Judt proffers the point of view that beyond the outbreak of plague in Oran as an allegory of France’s moral distress at the end of the war (that expression ‘plagued by guilt’ comes to my mind – whether there is an analogous French expression I don’t know), Camus’ personal and situational dilemmas also fed greatly into this work; Judt tells us that in 1941 suffering from recurring tuberculosis Camus was sent to Oran for treatment, and referring to The Plague says:

…an intensely personal book. Camus put something of himself—his emotions, his memories, and his sense of place—into all his published work […but…] even by his standards The Plague is strikingly introspective and revealing. Oran, the setting for the novel, was a city he knew well and cordially disliked, in contrast to his much-loved home town of Algiers […it was…] boring and materialistic and his memories of it were further shaped by the fact that his tuberculosis took a turn for the worse during his stay there. […]he was forbidden to swim […] and was constrained to sit around for weeks on end in the stifling, oppressive heat that provides the backdrop to the story.

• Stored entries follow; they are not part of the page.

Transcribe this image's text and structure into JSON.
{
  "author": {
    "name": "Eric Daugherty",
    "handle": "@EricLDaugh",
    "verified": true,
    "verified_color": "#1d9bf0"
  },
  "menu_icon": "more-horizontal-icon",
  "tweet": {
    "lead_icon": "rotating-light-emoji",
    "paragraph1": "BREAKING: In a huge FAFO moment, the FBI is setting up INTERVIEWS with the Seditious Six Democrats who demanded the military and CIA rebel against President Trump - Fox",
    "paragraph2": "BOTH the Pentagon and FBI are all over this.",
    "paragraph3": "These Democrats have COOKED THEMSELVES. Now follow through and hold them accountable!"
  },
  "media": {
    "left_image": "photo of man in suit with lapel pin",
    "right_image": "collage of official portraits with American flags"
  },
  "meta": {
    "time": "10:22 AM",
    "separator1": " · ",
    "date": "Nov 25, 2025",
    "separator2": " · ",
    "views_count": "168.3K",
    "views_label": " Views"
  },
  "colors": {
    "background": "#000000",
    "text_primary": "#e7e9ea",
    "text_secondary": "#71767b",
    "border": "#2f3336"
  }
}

On ‘The Plague’, Tony Judt, NYRB, Nov 29 2001

And, the writer Camus found little respite when the next year he was sent to recuperate in Le Chambon-sur-Lignon, a remote mountain village in central France, and found himself instead in the midst of the German occupation that was a reaction to the Allies landing in North Africa; separating him from homeland and family. Tony Judt says it so:

Illness, exile, and separation were thus present in Camus’s life as in his novel, and his reflections upon them form a vital counterpoint to the allegory. Because of his acute firsthand experience, Camus’s descriptions of the plague and of the pain of loneliness are exceptionally vivid and heartfelt. It is indicative of his own depth of feeling that the narrator remarks early in the story that “the first thing that the plague brought to our fellow citizens was exile,” and that “being separated from a loved one…[was] the greatest agony of that long period of exile.”

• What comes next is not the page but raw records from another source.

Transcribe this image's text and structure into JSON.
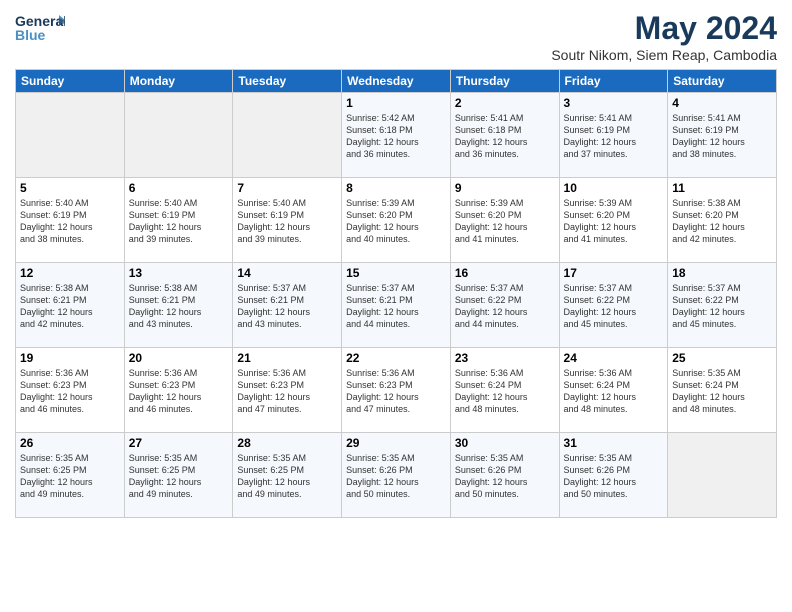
{
  "logo": {
    "line1": "General",
    "line2": "Blue"
  },
  "title": "May 2024",
  "location": "Soutr Nikom, Siem Reap, Cambodia",
  "days_header": [
    "Sunday",
    "Monday",
    "Tuesday",
    "Wednesday",
    "Thursday",
    "Friday",
    "Saturday"
  ],
  "weeks": [
    [
      {
        "day": "",
        "info": ""
      },
      {
        "day": "",
        "info": ""
      },
      {
        "day": "",
        "info": ""
      },
      {
        "day": "1",
        "info": "Sunrise: 5:42 AM\nSunset: 6:18 PM\nDaylight: 12 hours\nand 36 minutes."
      },
      {
        "day": "2",
        "info": "Sunrise: 5:41 AM\nSunset: 6:18 PM\nDaylight: 12 hours\nand 36 minutes."
      },
      {
        "day": "3",
        "info": "Sunrise: 5:41 AM\nSunset: 6:19 PM\nDaylight: 12 hours\nand 37 minutes."
      },
      {
        "day": "4",
        "info": "Sunrise: 5:41 AM\nSunset: 6:19 PM\nDaylight: 12 hours\nand 38 minutes."
      }
    ],
    [
      {
        "day": "5",
        "info": "Sunrise: 5:40 AM\nSunset: 6:19 PM\nDaylight: 12 hours\nand 38 minutes."
      },
      {
        "day": "6",
        "info": "Sunrise: 5:40 AM\nSunset: 6:19 PM\nDaylight: 12 hours\nand 39 minutes."
      },
      {
        "day": "7",
        "info": "Sunrise: 5:40 AM\nSunset: 6:19 PM\nDaylight: 12 hours\nand 39 minutes."
      },
      {
        "day": "8",
        "info": "Sunrise: 5:39 AM\nSunset: 6:20 PM\nDaylight: 12 hours\nand 40 minutes."
      },
      {
        "day": "9",
        "info": "Sunrise: 5:39 AM\nSunset: 6:20 PM\nDaylight: 12 hours\nand 41 minutes."
      },
      {
        "day": "10",
        "info": "Sunrise: 5:39 AM\nSunset: 6:20 PM\nDaylight: 12 hours\nand 41 minutes."
      },
      {
        "day": "11",
        "info": "Sunrise: 5:38 AM\nSunset: 6:20 PM\nDaylight: 12 hours\nand 42 minutes."
      }
    ],
    [
      {
        "day": "12",
        "info": "Sunrise: 5:38 AM\nSunset: 6:21 PM\nDaylight: 12 hours\nand 42 minutes."
      },
      {
        "day": "13",
        "info": "Sunrise: 5:38 AM\nSunset: 6:21 PM\nDaylight: 12 hours\nand 43 minutes."
      },
      {
        "day": "14",
        "info": "Sunrise: 5:37 AM\nSunset: 6:21 PM\nDaylight: 12 hours\nand 43 minutes."
      },
      {
        "day": "15",
        "info": "Sunrise: 5:37 AM\nSunset: 6:21 PM\nDaylight: 12 hours\nand 44 minutes."
      },
      {
        "day": "16",
        "info": "Sunrise: 5:37 AM\nSunset: 6:22 PM\nDaylight: 12 hours\nand 44 minutes."
      },
      {
        "day": "17",
        "info": "Sunrise: 5:37 AM\nSunset: 6:22 PM\nDaylight: 12 hours\nand 45 minutes."
      },
      {
        "day": "18",
        "info": "Sunrise: 5:37 AM\nSunset: 6:22 PM\nDaylight: 12 hours\nand 45 minutes."
      }
    ],
    [
      {
        "day": "19",
        "info": "Sunrise: 5:36 AM\nSunset: 6:23 PM\nDaylight: 12 hours\nand 46 minutes."
      },
      {
        "day": "20",
        "info": "Sunrise: 5:36 AM\nSunset: 6:23 PM\nDaylight: 12 hours\nand 46 minutes."
      },
      {
        "day": "21",
        "info": "Sunrise: 5:36 AM\nSunset: 6:23 PM\nDaylight: 12 hours\nand 47 minutes."
      },
      {
        "day": "22",
        "info": "Sunrise: 5:36 AM\nSunset: 6:23 PM\nDaylight: 12 hours\nand 47 minutes."
      },
      {
        "day": "23",
        "info": "Sunrise: 5:36 AM\nSunset: 6:24 PM\nDaylight: 12 hours\nand 48 minutes."
      },
      {
        "day": "24",
        "info": "Sunrise: 5:36 AM\nSunset: 6:24 PM\nDaylight: 12 hours\nand 48 minutes."
      },
      {
        "day": "25",
        "info": "Sunrise: 5:35 AM\nSunset: 6:24 PM\nDaylight: 12 hours\nand 48 minutes."
      }
    ],
    [
      {
        "day": "26",
        "info": "Sunrise: 5:35 AM\nSunset: 6:25 PM\nDaylight: 12 hours\nand 49 minutes."
      },
      {
        "day": "27",
        "info": "Sunrise: 5:35 AM\nSunset: 6:25 PM\nDaylight: 12 hours\nand 49 minutes."
      },
      {
        "day": "28",
        "info": "Sunrise: 5:35 AM\nSunset: 6:25 PM\nDaylight: 12 hours\nand 49 minutes."
      },
      {
        "day": "29",
        "info": "Sunrise: 5:35 AM\nSunset: 6:26 PM\nDaylight: 12 hours\nand 50 minutes."
      },
      {
        "day": "30",
        "info": "Sunrise: 5:35 AM\nSunset: 6:26 PM\nDaylight: 12 hours\nand 50 minutes."
      },
      {
        "day": "31",
        "info": "Sunrise: 5:35 AM\nSunset: 6:26 PM\nDaylight: 12 hours\nand 50 minutes."
      },
      {
        "day": "",
        "info": ""
      }
    ]
  ]
}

On ‘The Plague’, Tony Judt, NYRB, Nov 29 2001

Hopefully I haven’t over quoted, but it is a wonderful essay, and certainly encourages me to read The Plague by Albert Camus – a book it seems for this and maybe all times. (And, also reminds me of, in the death of Tony Judt, the too early loss of one of the most original – and most readable – intellectual voices of the last decades.)